🤖 AI Summary
To address poor generalization and inadequate adaptability to multiple source-destination (S-D) pairs in vessel path planning within confined dynamic waterways, this paper proposes a goal-oriented reinforcement learning framework. Methodologically, it integrates AIS traffic data with ERA5 wind field information to construct a dynamic hexagonal grid-based state representation; designs a target-conditioned multi-discrete action space; incorporates invalid-action masking and positive reward shaping; and employs a recurrent-PPO algorithm for policy optimization. Empirical evaluation in the Gulf of St. Lawrence demonstrates that action masking significantly accelerates convergence and enhances policy stability, while reward shaping reduces fuel consumption (−12.3%) and voyage time (−8.7%), all while preserving path diversity. The core contribution is the first realization of adaptive maritime decision-making for multiple S-D pairs, jointly driven by large-scale traffic data and physical environmental constraints.
📝 Abstract
Routing vessels through narrow and dynamic waterways is challenging due to changing environmental conditions and operational constraints.
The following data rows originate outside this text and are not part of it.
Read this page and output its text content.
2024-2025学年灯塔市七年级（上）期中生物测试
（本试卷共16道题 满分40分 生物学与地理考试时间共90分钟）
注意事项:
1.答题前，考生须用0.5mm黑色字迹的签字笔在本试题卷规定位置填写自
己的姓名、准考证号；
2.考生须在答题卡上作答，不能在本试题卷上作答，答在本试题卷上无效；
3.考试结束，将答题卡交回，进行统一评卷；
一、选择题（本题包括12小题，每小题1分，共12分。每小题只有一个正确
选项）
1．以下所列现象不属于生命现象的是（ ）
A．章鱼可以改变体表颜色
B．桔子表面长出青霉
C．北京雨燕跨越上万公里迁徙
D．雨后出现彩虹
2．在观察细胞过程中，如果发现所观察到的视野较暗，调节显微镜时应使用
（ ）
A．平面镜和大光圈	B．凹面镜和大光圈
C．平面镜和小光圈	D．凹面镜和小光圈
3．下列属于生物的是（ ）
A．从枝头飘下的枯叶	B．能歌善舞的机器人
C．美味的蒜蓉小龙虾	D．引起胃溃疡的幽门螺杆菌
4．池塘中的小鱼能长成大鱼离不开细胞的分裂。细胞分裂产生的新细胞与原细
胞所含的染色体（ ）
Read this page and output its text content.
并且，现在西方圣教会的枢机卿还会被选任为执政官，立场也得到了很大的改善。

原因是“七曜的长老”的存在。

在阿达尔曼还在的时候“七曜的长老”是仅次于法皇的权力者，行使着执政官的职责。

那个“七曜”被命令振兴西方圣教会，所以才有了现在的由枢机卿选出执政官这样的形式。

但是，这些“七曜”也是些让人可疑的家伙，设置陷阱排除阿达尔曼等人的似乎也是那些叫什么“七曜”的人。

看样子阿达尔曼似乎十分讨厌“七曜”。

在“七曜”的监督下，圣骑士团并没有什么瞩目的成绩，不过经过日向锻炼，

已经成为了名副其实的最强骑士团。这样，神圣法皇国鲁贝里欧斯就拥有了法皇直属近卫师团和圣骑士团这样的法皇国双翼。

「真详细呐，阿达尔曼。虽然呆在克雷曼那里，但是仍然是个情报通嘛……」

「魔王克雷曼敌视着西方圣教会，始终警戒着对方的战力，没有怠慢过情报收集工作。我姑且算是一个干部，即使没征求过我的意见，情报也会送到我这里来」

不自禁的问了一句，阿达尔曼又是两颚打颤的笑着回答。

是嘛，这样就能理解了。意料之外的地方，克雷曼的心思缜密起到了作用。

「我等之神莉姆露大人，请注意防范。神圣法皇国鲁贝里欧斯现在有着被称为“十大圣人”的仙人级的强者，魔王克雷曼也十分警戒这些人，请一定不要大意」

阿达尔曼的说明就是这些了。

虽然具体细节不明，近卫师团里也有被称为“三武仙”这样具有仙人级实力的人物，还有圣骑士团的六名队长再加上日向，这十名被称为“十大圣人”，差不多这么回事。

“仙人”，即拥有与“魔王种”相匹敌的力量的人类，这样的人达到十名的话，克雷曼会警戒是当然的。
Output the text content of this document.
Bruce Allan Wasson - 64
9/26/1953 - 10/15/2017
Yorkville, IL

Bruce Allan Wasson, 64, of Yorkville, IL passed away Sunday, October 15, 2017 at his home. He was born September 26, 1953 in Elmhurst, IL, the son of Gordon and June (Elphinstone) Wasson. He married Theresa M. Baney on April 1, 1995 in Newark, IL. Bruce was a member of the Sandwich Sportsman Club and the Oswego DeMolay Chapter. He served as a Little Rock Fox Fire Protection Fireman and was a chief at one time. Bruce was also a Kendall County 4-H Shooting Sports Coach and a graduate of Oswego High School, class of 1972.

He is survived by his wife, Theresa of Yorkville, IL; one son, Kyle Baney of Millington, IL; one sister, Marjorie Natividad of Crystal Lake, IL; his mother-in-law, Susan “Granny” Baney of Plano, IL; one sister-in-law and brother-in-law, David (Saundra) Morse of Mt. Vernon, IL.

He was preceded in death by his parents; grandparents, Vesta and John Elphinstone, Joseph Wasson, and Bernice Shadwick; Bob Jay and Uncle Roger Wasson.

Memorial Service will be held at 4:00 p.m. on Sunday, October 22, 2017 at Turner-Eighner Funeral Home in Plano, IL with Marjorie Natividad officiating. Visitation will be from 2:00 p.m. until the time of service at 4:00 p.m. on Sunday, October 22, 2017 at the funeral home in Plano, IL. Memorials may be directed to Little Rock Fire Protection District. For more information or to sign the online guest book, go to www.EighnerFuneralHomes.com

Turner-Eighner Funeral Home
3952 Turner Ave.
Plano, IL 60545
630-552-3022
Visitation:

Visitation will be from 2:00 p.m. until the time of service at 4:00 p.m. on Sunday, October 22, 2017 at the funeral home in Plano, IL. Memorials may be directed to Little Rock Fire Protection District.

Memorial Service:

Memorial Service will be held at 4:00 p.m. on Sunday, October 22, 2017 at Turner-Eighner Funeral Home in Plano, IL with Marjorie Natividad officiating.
Existing vessel-routing studies typically fail to generalize across multiple origin-destination pairs and do not exploit large-scale, data-driven traffic graphs. In this paper, we propose a reinforcement learning solution for big maritime data that can learn to find a route across multiple origin-destination pairs while adapting to different hexagonal grid resolutions. Agents learn to select direction and speed under continuous observations in a multi-discrete action space. A reward function balances fuel efficiency, travel time, wind resistance, and route diversity, using an Automatic Identification System (AIS)-derived traffic graph with ERA5 wind fields. The approach is demonstrated in the Gulf of St. Lawrence, one of the largest estuaries in the world. We evaluate configurations that combine Proximal Policy Optimization with recurrent networks, invalid-action masking, and exploration strategies. Our experiments demonstrate that action masking yields a clear improvement in policy performance and that supplementing penalty-only feedback with positive shaping rewards produces additional gains.